Don't get ahead of the phases. GEDCOM lands before the assistant (so AI writes target a stable model); property follows a tested people graph; hints come last because they need multiple populated trees. If you think the order is wrong, raise it rather than reordering silently.

Conventions

  • Sign off every commit with the DCO. Use git commit -s. Commits without a Signed-off-by line cannot be merged. See CONTRIBUTING.md.
  • Commit messages: concise summary line; body explaining why when it isn't obvious. One logical change per commit where practical.
  • Tests accompany new behavior once a test surface exists.
  • Docs travel with code: update PRD/ARCHITECTURE in the same change when scope or design shifts.
  • Privacy/assistant/hint code gets extra care — these are the areas where bugs do real harm. Prefer a design note before a large change.
  • No secrets in the repo. Config via env; provide .env.example with placeholders.

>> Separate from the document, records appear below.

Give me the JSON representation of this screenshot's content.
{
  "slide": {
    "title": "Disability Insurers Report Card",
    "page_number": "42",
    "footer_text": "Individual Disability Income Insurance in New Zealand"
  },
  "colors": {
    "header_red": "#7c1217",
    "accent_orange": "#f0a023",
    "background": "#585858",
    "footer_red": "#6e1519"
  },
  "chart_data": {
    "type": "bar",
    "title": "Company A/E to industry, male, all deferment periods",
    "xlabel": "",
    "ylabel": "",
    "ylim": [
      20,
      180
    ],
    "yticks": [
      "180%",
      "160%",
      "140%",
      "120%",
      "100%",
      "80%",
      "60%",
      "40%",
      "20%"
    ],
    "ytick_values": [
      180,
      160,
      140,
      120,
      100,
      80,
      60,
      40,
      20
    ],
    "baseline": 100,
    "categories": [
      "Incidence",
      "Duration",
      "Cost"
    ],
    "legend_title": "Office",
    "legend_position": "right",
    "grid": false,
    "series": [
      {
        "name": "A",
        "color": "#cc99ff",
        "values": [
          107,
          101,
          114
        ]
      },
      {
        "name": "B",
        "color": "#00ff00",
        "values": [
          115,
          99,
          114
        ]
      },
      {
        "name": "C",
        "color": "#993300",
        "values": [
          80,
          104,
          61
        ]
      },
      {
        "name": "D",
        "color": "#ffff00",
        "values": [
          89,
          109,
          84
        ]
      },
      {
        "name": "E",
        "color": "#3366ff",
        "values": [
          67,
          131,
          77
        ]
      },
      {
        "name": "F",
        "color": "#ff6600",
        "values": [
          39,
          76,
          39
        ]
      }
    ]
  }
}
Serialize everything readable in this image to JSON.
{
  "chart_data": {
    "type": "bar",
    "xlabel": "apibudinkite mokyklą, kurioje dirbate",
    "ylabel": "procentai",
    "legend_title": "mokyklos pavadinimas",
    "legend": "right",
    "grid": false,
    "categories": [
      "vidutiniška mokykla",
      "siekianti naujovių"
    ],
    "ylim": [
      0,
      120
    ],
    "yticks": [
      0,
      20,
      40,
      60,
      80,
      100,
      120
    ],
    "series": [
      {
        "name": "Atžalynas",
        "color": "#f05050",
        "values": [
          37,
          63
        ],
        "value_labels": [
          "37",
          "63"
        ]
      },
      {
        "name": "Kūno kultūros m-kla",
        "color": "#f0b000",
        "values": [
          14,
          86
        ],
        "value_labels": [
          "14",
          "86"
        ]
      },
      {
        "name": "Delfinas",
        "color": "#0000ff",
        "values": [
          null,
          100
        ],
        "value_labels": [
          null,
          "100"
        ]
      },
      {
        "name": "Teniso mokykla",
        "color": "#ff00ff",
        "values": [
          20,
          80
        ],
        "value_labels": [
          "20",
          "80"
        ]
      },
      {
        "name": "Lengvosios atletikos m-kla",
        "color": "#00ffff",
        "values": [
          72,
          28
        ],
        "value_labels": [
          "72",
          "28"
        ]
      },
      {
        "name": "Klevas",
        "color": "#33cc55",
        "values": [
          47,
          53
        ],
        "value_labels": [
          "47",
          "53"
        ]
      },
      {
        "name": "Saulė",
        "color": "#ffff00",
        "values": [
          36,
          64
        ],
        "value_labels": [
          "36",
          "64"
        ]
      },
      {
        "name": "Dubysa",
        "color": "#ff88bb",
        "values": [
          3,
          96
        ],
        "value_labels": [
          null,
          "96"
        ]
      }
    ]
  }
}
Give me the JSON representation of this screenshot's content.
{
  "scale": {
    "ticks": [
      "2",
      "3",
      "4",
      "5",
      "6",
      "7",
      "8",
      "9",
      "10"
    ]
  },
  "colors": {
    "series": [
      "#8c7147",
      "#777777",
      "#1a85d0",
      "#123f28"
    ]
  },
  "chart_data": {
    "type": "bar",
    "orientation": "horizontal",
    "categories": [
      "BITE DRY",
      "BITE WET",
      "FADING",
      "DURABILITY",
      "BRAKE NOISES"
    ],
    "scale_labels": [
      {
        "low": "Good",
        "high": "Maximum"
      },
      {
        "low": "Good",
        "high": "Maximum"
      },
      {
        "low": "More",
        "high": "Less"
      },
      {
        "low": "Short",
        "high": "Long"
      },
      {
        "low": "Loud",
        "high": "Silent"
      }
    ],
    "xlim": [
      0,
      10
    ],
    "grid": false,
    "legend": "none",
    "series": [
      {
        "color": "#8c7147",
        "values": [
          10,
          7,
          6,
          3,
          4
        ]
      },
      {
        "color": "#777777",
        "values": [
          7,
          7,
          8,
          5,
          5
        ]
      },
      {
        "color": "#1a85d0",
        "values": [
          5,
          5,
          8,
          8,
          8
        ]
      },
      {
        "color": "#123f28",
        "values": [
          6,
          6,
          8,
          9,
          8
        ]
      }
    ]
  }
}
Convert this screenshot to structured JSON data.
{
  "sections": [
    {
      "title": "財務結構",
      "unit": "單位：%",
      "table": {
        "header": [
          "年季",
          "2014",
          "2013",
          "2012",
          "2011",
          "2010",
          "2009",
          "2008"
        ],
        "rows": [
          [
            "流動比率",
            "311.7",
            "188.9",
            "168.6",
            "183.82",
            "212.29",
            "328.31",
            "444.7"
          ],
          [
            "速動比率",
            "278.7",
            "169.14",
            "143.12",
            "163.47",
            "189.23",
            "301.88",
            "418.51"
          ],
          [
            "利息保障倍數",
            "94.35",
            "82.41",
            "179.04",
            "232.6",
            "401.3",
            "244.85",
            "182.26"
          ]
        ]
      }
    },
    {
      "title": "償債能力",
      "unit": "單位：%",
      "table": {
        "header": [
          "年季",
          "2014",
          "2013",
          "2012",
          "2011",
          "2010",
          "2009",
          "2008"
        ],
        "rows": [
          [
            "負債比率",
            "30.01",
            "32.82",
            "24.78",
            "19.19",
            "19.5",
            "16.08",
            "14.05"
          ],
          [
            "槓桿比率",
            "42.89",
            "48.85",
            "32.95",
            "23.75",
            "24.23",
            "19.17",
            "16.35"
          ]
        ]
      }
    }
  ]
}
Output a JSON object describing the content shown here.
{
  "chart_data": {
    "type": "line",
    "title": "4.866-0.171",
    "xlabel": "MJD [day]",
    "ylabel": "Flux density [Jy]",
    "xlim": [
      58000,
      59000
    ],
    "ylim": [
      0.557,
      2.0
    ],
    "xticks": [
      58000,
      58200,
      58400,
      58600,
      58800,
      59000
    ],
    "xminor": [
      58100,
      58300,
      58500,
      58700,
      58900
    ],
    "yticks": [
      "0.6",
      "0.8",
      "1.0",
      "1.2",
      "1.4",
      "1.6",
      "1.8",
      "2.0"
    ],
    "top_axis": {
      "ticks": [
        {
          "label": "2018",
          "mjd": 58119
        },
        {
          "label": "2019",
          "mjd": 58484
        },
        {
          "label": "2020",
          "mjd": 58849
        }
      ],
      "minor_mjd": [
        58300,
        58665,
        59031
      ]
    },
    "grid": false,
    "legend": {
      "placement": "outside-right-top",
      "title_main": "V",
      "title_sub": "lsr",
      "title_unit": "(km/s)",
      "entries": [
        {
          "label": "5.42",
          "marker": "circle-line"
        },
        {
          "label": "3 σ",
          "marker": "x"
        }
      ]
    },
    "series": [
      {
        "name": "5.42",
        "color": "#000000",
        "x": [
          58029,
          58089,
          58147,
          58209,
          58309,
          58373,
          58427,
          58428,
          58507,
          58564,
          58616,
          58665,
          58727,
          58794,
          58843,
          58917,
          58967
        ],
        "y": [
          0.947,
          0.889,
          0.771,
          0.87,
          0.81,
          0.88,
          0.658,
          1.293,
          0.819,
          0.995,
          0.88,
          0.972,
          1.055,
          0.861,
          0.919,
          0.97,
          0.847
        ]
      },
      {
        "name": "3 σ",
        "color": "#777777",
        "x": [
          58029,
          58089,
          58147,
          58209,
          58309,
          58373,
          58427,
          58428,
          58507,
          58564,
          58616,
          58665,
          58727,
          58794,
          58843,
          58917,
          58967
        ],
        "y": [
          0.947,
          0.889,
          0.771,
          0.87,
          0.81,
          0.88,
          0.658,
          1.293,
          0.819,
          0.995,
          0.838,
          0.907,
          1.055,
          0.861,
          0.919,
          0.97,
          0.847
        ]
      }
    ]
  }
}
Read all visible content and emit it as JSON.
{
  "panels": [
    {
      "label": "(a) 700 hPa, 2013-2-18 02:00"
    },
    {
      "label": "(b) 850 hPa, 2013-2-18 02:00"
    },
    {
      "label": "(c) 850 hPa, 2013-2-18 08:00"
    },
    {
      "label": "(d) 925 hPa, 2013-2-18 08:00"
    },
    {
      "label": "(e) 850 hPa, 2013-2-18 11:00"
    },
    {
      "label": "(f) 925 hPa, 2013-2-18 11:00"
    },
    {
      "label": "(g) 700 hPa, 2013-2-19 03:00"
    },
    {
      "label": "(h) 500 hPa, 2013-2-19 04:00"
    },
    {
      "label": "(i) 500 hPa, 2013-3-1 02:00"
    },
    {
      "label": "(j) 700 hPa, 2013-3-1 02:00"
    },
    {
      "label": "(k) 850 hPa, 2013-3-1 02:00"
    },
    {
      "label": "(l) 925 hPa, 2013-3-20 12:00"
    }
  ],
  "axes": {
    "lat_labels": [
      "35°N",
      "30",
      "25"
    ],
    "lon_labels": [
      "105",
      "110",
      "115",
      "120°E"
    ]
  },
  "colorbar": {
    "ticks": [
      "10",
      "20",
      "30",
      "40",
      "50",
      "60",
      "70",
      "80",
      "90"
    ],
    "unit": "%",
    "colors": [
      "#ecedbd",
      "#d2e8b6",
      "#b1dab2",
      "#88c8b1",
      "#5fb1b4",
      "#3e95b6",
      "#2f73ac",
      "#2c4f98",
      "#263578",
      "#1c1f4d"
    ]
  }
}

License & contribution terms

Provenance is source-available under BUSL-1.1 (see LICENSE): free for personal/family/non-commercial use, no third-party commercial hosting, and each release converts to AGPL-3.0 four years after it ships. The DCO sign-off keeps the licensing chain clean so the maintainer can manage that conversion and a possible future hosted offering. Don't add code under an incompatible license, and don't vendor dependencies whose licenses conflict with eventual AGPL distribution.

Owner & contact

Maintainer: Justin Paul (justin@jpaul.io). This deployment targets a home lab: Authentik at auth.jpaul.io for auth, mail.jpaul.io for SMTP, behind Caddy + Cloudflare Tunnel.

Open questions (don't assume answers)

Parked in PRD §11 and ARCHITECTURE §14: telemetry (opt-in anonymous vs none), embeddings provider for matching, DNA as future-phase vs permanent non-goal, native mobile timing, hosted-SaaS model, queue backend default (Postgres vs Redis), and PostGIS adoption. If a task depends on one of these, surface the dependency instead of picking silently.